Thursday, 6 February 2014

The Wisdom of Worshipful Dave

No, not that Dave.  I'm talking about Dave Davis. 

No - not that Dave Davis (MP for Haltemprice & Howden). I'm actually talking about Dave Davis, local Councillor for Burham Eccles & Wouldham Ward in Tracey Crouch's constituency. 

Driving to Tunbridge Wells this morning, having picked up Jon Botten from his home, we stopped at traffic lights in one of Tonbridge's less grand roads. Suddenly Jon let out a strange yelping noise, a bit like a spaniel would make when someone opened the cupboard where the marrowbone treats are kept.

I turned to check he was OK - to see him pointing at the window of a local Indian restaurant. In the window, in a fading gilt frame, was a photograph of Dave Davis in his Mayoral chains. Underneath the photograph, on tatty piece of paper, was written

"Worshipful Dave says we have the best Vindaloo in Tonbridge Town."

Worshipful Dave and the best Vindaloo in Tonbridge Town
I am full of admiration for people who dedicate a year of their lives to be a First Citizen of any town or borough. If ever I was elected to a council and offered the position, I would have to refuse. In fact, I would let it be known beforehand so I was never asked!  I simply couldn't do it. I struggle to be nice and charming for two consecutive hours; the thought of having to do it for a year is simply beyond comprehension.  

I once asked a friend who had served for twenty years and had looked forward to his Mayoralty whether he had enjoyed it. He smiled ruefully and said, "the first four weeks were delightful." And what was the low point?  "Five hours of madrigals with a ten minute refreshment break."

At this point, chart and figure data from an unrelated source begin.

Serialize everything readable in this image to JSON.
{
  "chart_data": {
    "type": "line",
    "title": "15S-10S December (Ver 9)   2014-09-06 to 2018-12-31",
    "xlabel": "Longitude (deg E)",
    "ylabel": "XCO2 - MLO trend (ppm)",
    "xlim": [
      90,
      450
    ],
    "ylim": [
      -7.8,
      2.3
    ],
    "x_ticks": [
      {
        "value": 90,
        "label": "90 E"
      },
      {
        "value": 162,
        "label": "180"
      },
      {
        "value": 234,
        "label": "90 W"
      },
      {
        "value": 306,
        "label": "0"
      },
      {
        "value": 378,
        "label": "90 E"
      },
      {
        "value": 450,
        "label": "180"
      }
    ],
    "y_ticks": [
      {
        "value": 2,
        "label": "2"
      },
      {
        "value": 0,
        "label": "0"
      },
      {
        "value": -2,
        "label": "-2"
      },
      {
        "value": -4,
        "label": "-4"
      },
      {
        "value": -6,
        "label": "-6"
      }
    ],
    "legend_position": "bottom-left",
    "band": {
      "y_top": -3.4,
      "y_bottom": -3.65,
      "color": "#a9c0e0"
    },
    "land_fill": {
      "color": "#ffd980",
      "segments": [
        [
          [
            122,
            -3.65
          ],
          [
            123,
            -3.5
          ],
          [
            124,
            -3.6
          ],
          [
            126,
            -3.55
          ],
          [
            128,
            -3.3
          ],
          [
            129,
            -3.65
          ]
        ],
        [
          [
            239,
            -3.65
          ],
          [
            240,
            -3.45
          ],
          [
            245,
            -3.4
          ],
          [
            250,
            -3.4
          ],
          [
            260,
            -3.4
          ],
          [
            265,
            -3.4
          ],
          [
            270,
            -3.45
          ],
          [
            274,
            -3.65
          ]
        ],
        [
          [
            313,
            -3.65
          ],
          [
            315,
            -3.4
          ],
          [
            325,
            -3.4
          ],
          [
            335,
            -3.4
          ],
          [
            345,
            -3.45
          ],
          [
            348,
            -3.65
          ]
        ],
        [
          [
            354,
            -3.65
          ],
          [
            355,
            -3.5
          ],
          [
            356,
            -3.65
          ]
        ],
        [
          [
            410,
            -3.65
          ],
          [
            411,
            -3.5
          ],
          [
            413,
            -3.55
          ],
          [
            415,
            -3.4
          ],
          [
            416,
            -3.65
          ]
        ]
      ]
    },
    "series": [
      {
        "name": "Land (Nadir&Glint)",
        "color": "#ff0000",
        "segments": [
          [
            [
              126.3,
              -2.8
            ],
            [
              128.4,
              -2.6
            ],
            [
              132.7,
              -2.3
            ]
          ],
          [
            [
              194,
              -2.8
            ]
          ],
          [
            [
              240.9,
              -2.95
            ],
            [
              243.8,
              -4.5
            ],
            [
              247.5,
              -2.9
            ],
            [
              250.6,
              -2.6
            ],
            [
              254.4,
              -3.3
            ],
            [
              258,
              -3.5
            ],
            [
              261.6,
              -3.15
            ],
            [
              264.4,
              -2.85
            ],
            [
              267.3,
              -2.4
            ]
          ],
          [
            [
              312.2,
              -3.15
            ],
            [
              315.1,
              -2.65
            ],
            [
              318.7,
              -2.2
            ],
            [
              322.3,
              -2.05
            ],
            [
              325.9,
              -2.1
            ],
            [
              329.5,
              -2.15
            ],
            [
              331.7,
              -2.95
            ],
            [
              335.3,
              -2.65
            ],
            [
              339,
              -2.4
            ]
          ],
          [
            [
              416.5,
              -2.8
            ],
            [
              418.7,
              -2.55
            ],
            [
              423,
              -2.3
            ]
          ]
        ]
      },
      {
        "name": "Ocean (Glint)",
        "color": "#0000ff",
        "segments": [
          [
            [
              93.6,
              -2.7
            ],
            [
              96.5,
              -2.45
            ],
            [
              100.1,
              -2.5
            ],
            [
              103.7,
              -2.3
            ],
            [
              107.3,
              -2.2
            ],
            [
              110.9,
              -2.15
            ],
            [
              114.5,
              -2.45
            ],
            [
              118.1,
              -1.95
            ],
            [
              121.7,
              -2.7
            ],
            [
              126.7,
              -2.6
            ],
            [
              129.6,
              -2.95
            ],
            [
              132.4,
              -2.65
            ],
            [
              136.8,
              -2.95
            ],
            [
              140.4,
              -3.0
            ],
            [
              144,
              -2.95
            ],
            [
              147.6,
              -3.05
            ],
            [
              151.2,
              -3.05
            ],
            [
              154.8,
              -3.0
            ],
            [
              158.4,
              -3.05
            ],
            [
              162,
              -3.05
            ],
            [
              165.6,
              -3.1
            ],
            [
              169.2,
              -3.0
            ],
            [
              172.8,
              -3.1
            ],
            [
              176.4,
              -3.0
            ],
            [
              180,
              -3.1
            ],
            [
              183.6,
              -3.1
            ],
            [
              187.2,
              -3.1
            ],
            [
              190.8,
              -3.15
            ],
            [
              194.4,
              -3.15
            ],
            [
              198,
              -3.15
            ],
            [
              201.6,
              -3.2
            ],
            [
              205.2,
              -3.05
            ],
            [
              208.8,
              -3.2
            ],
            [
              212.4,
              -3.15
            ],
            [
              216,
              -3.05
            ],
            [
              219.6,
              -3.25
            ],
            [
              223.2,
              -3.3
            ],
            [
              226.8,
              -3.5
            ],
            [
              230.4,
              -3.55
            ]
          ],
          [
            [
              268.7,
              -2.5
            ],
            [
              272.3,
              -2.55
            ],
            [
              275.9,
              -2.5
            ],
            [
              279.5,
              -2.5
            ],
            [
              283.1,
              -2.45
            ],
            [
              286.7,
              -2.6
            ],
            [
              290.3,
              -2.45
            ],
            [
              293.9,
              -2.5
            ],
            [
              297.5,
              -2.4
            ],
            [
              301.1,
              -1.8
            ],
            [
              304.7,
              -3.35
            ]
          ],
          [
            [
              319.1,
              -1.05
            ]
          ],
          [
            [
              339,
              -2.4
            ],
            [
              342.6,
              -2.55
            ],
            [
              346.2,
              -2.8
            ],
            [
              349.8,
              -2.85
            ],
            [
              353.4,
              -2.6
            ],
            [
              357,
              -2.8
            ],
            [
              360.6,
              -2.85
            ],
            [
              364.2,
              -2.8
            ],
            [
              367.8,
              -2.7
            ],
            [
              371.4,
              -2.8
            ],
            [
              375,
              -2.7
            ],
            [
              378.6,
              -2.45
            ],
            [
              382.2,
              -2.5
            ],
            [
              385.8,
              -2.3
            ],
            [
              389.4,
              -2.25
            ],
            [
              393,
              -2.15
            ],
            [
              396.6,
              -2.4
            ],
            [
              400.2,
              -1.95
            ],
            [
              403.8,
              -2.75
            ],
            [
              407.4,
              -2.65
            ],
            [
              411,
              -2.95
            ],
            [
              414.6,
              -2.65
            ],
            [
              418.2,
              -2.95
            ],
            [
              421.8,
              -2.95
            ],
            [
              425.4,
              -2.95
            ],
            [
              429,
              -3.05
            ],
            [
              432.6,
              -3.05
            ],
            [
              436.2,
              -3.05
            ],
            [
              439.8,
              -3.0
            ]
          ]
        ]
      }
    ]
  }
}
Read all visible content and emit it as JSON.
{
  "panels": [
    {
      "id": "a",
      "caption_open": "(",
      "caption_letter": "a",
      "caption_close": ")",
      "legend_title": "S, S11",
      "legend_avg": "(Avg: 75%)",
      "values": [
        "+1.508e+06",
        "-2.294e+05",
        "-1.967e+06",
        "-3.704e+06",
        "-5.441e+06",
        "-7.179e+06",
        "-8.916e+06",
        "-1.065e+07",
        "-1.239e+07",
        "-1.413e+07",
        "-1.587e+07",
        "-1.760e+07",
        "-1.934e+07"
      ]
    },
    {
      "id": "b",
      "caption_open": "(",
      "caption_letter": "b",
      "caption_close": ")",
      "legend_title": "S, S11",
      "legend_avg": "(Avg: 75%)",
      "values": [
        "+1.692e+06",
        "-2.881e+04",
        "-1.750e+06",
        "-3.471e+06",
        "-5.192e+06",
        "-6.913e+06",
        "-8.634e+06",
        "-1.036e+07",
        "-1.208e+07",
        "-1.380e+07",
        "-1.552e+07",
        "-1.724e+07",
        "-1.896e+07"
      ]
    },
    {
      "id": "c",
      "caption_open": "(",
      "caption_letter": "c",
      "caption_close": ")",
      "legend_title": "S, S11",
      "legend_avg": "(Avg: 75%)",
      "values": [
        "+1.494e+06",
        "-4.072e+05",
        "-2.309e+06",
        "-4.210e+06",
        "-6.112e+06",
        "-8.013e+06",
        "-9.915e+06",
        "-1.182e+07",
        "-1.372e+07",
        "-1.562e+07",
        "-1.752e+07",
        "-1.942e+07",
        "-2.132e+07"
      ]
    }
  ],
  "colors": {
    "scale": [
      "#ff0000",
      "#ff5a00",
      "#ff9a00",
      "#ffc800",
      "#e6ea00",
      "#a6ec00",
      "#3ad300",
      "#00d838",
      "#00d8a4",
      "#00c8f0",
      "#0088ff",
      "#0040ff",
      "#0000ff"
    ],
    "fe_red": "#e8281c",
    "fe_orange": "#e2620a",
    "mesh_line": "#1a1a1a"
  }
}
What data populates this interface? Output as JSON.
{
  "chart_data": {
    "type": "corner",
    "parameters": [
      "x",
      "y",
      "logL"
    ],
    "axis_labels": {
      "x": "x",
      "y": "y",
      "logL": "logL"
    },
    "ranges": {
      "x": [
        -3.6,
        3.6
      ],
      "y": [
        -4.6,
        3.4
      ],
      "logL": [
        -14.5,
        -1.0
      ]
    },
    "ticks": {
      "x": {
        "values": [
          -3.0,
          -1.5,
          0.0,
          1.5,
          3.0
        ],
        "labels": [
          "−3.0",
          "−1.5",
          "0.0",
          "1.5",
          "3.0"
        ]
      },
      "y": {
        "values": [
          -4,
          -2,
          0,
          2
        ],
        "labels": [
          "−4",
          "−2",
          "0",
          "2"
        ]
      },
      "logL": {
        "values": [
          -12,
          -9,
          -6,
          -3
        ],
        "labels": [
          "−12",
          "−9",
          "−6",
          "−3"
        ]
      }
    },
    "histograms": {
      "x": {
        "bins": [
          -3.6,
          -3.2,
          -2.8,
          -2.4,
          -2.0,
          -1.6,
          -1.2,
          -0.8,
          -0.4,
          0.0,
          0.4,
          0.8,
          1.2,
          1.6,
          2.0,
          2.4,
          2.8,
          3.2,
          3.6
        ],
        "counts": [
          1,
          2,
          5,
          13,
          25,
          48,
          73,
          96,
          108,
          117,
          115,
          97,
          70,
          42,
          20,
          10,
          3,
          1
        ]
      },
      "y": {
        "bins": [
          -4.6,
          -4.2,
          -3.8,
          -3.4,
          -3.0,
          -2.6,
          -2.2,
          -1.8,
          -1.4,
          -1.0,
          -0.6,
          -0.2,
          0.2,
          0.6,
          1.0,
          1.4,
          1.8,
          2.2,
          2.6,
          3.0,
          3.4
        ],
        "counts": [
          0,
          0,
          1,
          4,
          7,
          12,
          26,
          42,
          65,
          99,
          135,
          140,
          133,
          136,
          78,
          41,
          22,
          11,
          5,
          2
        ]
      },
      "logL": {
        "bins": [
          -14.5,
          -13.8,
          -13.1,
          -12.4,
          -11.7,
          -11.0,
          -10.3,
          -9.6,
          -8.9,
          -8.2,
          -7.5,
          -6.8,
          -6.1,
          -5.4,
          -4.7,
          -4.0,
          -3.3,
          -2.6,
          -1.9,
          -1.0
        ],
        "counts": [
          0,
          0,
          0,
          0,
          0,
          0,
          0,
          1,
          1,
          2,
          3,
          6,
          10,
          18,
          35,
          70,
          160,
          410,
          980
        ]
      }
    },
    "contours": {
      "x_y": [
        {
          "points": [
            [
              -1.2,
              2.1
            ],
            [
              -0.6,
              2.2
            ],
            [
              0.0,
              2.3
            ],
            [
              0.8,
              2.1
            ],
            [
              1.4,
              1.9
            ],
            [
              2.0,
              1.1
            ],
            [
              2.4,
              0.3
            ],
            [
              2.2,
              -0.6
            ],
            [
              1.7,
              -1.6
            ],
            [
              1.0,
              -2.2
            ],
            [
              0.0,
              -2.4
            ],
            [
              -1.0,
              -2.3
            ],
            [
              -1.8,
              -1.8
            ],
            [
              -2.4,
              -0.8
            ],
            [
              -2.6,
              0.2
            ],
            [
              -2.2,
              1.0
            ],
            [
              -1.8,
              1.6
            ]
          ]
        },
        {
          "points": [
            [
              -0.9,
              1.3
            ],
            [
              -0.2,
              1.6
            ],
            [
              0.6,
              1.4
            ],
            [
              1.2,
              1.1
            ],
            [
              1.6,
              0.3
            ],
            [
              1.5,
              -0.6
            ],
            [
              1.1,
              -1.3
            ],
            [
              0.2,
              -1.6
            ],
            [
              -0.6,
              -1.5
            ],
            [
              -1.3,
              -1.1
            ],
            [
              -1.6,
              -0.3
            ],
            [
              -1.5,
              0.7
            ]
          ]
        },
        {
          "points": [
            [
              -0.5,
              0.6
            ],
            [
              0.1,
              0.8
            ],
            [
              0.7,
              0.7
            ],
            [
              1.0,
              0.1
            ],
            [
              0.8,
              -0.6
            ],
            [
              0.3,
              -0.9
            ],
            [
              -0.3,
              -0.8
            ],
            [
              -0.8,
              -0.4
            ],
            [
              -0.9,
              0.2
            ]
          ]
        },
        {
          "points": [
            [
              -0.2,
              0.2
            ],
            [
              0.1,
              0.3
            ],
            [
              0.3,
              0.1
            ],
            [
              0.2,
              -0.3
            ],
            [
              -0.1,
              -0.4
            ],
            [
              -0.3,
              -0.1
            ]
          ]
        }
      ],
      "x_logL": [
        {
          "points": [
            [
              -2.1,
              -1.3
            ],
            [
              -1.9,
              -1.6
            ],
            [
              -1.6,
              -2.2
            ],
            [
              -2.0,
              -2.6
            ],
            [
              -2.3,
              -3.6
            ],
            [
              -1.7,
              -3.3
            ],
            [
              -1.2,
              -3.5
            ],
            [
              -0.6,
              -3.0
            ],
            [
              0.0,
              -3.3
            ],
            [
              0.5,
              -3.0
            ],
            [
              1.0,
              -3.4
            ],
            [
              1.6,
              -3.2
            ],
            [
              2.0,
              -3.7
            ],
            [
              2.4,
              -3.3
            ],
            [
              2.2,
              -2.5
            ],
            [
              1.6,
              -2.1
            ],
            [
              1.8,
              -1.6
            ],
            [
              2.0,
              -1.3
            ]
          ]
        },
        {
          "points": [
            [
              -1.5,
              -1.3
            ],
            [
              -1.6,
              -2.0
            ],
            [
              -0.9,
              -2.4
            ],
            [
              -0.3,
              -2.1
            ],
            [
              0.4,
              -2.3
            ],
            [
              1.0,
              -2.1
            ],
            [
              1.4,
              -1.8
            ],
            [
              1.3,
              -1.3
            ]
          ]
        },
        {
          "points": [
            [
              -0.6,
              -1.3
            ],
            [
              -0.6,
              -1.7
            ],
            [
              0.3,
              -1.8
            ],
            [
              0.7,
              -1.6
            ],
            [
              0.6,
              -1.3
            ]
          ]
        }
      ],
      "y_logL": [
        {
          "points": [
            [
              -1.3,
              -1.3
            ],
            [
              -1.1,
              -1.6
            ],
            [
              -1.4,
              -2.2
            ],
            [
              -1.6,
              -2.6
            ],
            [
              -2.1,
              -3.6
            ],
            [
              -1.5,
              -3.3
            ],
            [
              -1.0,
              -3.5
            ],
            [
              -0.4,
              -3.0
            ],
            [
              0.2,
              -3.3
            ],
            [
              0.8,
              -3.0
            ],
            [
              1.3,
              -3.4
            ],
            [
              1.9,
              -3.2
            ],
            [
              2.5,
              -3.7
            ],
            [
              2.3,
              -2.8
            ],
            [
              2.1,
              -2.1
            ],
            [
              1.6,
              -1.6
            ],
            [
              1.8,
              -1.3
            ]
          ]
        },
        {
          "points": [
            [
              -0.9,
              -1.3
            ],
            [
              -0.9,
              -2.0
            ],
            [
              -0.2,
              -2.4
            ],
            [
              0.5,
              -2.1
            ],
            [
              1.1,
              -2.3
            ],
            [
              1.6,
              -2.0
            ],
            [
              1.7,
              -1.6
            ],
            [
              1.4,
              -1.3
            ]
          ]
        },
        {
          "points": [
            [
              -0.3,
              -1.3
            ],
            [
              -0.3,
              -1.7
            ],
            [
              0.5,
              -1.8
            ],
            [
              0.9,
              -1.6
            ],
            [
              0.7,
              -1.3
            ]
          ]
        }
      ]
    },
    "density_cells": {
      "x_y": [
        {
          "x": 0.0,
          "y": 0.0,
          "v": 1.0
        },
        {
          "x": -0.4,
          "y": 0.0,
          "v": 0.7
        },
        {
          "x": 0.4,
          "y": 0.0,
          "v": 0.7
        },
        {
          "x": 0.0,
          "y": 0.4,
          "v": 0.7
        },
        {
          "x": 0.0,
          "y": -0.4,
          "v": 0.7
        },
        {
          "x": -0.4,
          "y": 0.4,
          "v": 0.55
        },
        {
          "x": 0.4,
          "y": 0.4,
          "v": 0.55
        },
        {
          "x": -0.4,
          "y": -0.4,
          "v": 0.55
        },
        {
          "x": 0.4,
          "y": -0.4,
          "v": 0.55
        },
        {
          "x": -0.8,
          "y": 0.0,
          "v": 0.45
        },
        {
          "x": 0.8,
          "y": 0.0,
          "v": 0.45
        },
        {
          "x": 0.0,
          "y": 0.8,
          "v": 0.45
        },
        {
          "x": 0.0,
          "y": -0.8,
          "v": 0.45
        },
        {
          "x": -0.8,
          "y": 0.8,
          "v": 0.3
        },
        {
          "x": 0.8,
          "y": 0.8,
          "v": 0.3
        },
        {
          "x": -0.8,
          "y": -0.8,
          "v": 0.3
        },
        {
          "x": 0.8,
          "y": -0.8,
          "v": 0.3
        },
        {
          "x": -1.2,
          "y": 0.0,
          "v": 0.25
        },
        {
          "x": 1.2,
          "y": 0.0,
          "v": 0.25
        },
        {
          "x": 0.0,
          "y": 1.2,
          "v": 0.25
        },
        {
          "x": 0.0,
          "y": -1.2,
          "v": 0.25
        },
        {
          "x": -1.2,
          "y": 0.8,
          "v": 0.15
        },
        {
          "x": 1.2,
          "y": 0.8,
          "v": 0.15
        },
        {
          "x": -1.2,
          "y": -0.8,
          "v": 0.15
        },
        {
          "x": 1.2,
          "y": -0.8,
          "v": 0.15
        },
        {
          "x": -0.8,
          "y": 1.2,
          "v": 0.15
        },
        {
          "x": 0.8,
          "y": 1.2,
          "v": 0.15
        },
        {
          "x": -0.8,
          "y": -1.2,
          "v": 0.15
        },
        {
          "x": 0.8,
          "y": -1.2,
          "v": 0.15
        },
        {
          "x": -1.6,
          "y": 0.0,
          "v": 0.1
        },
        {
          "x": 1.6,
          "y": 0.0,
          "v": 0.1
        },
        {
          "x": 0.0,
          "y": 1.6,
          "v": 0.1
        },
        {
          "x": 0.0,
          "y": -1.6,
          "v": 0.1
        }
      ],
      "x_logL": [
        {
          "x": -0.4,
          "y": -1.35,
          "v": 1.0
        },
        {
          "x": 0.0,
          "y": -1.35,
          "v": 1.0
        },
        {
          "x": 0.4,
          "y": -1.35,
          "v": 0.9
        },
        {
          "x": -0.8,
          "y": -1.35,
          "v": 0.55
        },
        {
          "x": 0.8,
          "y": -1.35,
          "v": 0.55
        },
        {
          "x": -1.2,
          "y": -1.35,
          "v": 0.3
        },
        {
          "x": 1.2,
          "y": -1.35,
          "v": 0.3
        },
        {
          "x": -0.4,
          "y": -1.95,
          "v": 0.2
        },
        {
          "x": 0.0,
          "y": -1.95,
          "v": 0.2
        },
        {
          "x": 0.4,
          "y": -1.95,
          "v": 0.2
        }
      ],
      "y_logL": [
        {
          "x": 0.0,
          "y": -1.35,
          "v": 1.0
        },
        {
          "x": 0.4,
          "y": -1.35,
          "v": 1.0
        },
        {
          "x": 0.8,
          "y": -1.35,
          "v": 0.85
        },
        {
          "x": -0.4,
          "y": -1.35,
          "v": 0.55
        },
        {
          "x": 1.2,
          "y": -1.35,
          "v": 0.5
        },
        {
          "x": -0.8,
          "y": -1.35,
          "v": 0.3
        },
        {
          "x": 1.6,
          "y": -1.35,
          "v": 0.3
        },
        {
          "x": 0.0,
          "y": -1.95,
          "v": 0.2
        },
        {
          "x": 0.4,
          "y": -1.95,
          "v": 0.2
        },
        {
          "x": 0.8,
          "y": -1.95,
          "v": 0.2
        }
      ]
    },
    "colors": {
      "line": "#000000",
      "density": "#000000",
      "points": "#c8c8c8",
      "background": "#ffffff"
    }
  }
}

On another occasion I arrived at a local council office for a meeting with the Group Leader.  As I walked along the front of the building I could see into the civic suite, and there, elevated on a high stool, was the Mayor. She waived cheerfully. She was surrounded by hundreds of primary children and someone was reading aloud "The life cycle and history of newts in the ponds and waterways of Kent."  I left the building 90 minutes later, and the poor old woman was still there. By now someone was strumming a guitar and the children were signing about newts, toads and frogs. The Mayor, by now pallid and semi conscious, was clapping along with a rictus grin where her smile used to be. I thought, "she does this three times a day and all she gets is a cup of municipal tea and a plain digestive."